Dans une évolution significative pour l’économie japonaise, les plus grandes entreprises du pays ont accepté une augmentation salariale de 5,28 % pour l’année 2024, la plus importante depuis 33 ans. Cette annonce, faite vendredi par le plus grand groupe syndical du Japon, Rengo, est perçue comme un indicateur clé de la santé économique du pays et pourrait signaler un changement de cap imminent pour la Banque du Japon.
Cette évolution est considérée comme un signe que la Banque du Japon pourrait bientôt mettre fin à son programme de relance qui dure depuis dix ans, surtout si l’on tient compte des huit années de politique de taux d’intérêt négatifs de la banque. Les responsables de la BOJ ont souligné que la décision de pivoter dépendrait des résultats des négociations salariales annuelles de cette année.
Les décideurs politiques espèrent que des augmentations salariales importantes stimuleront les dépenses des ménages et produiront une croissance plus durable dans l’économie plus large, qui a évité de justesse de glisser dans la récession à la fin de l’année dernière.
Les travailleurs des grandes entreprises avaient demandé des augmentations annuelles de 5,85 %, dépassant la barre des 5 % pour la première fois en 30 ans. “Nous estimons que les augmentations salariales de cette année pourraient atteindre 5,3 %. Si cela se réalise, les salaires réels deviendraient positifs d’avril à juin 2024”, a déclaré Moe Nakahama, économiste à l’Itochu Economic Research Institute.

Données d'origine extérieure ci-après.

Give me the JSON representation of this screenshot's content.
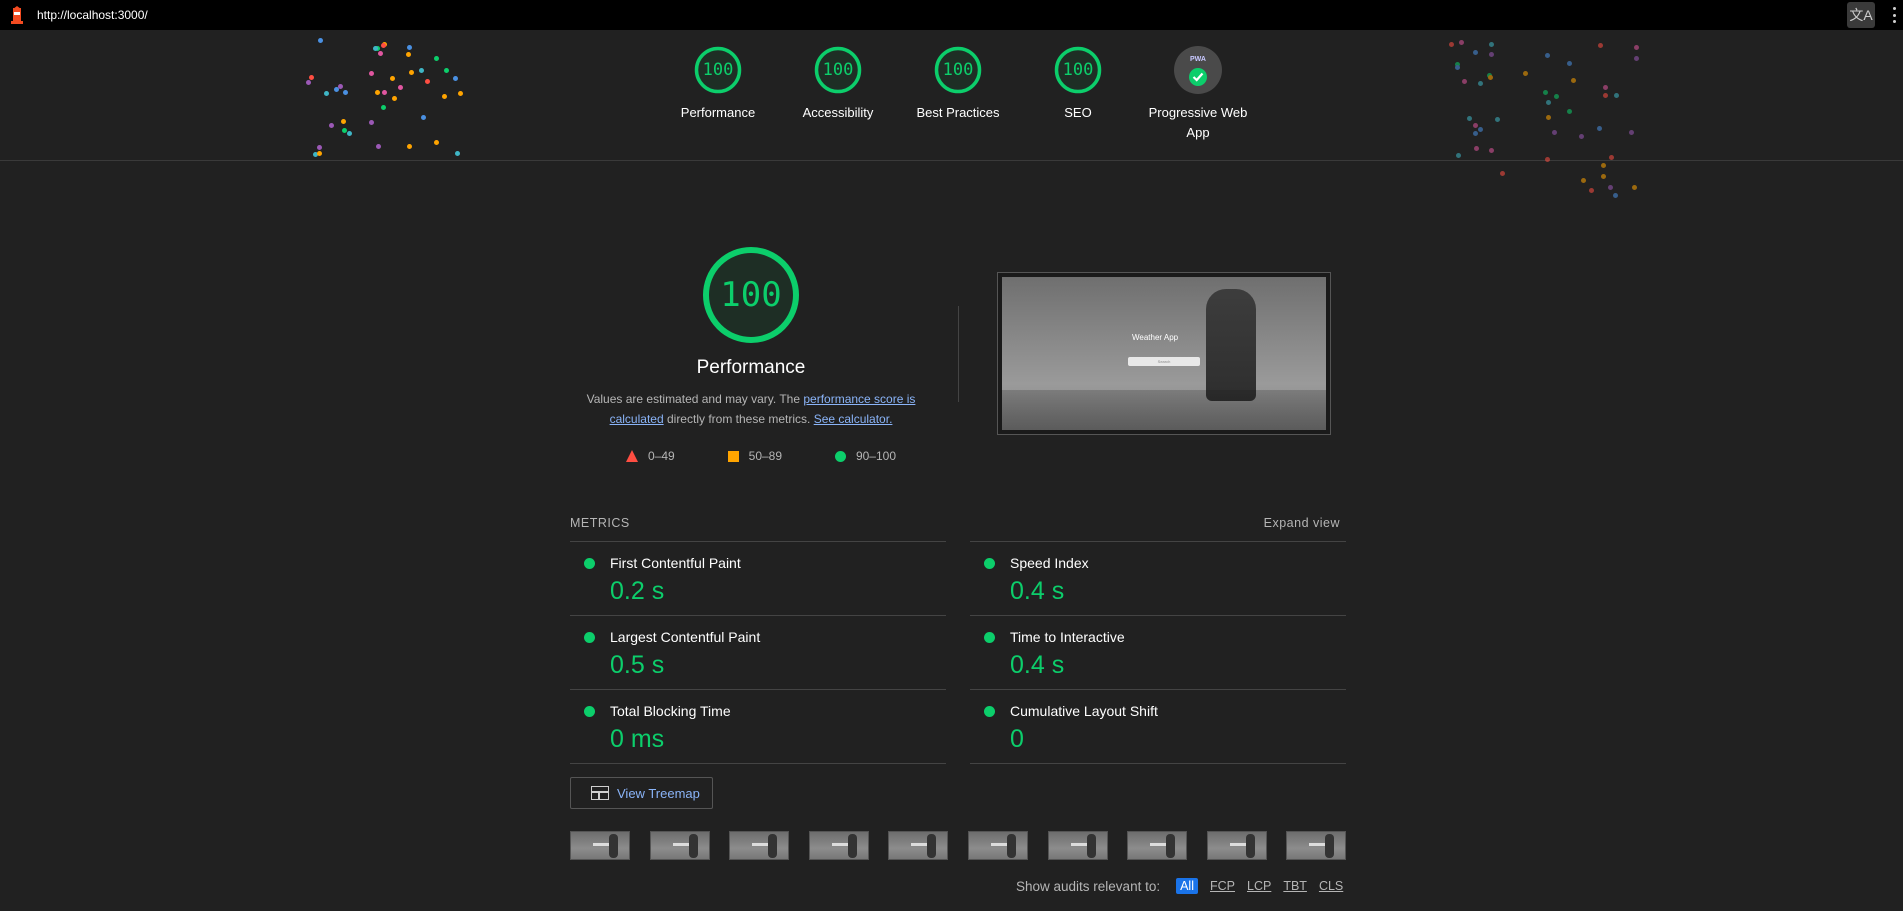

Tomoko Yoshino, chef de Rengo, a déclaré lors d’une conférence de presse que l’inégalité croissante des revenus, l’inflation et une pénurie de main-d’œuvre étaient parmi les facteurs à l’origine de cette forte augmentation, ajoutant que les travailleurs à temps partiel verraient leurs salaires augmenter de 6 % au cours de cet exercice fiscal.
Le gouvernement compte sur ces augmentations salariales pour se répercuter sur les petites et moyennes entreprises, qui représentent 99,7 % de toutes les entreprises et environ 70 % de la main-d’œuvre du pays. Cependant, beaucoup manquent de pouvoir de fixation des prix pour répercuter les coûts plus élevés sur leurs clients.
Les négociations salariales pour la plupart des petites entreprises devraient se conclure d’ici fin mars, et toute augmentation sera probablement inférieure à celles convenues par les grandes entreprises.
Ces hausses salariales sont susceptibles de renforcer les attentes selon lesquelles la banque centrale mettra fin aux taux d’intérêt négatifs dès sa prochaine réunion de politique monétaire les 18 et 19 mars.
Le Premier ministre Fumio Kishida incite les entreprises à augmenter les salaires pour aider le Japon à sortir d’années de déflation et à mettre fin à une croissance salariale maigre qui est restée bien en dessous de la moyenne pour le groupe des pays riches de l’OCDE.
Les négociations annuelles sur les salaires – appelées “shunto” ou “offensive du travail au printemps” – sont l’une des caractéristiques définissantes du monde des affaires japonais, où les relations entre le travail et la direction tendent à être plus collaboratives que dans certains autres pays.